3) How important is the file name to describe the image?
For understanding the image, the file name can be useful as a nice extra to have, but it is not necessary. You might get to rank a bit better using it, but it doesn’t contribute that much.
4) Does the text recognition on an image matter?
No, it doesn’t get checked at all, it has absolutely no effect.
5) Does the position of the image on the page matter?
Google can detect the position of elements on the page. It can differentiate, for example, elements above and below the fold. However, for images, this is less critical. You can put an image anywhere on the page and it will show in the results if the user query is requiring it. Unless it is on a sidebar or on another boilerplate place, the position of the image on the page doesn’t matter.
6) Are there any off-site attributes that can help images rank better, like links from third party website?
For the page itself, it matters a lot whether it’s linked or not. Since they’re important for the hosting page, backlinks matter for images as well. The higher the authority of the page, the better your images will rank, too.
Obviously, this doesn’t mean to buy links, because you’d get easily in trouble with this kind of practices, but with some mindful thinking, you can surely find some good ways to get people to link to you.
7) If an online shop has many different types of products, which are very similar one to each other, how can they show differences in their images?
In these cases, you should think of how you’d do it in a real shop.

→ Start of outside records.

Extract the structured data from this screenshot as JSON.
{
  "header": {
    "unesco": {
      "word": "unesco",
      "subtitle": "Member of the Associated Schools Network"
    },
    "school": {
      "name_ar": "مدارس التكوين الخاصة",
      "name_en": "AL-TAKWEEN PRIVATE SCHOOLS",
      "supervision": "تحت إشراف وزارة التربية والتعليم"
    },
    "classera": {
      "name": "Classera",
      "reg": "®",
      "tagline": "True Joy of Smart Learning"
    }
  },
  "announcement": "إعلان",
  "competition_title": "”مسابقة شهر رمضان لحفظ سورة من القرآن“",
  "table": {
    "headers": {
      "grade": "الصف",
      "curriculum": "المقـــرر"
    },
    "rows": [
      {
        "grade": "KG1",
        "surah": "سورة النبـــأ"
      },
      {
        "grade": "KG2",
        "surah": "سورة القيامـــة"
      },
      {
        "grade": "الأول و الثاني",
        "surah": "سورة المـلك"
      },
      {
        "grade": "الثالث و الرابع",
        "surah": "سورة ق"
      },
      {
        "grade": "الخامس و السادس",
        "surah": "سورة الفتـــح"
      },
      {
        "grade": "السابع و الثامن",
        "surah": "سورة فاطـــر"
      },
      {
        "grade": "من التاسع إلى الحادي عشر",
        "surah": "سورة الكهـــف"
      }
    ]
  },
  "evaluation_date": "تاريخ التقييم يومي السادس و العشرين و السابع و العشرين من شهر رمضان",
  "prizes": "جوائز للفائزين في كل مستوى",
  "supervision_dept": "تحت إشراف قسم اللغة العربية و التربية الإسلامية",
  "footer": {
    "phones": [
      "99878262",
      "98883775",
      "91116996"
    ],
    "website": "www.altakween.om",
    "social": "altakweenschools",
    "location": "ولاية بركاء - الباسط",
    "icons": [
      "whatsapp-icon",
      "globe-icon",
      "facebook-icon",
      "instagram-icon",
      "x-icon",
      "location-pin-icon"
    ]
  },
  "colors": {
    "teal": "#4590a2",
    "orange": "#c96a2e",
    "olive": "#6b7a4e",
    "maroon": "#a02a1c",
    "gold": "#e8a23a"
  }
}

People in SEO often forget that it is humans who feedback the algorithm. We all are accustomed to some ways of finding products in real life. So, you want to do things in the way that common people would expect.
In the case of that e-commerce, they should provide the different information in the alt attribute information, n the site page and on schema.org as they would do in a real shop.
8) Which image resolution is best shared on social media channels and on your site?
Generally, you should share your images on channels like Instagram at a lower resolution than on your canonical site. In fact, Google prefers to show to its users the best available image, so it would be better if they can show it from your site, than from any “hostmyimage.abc” website.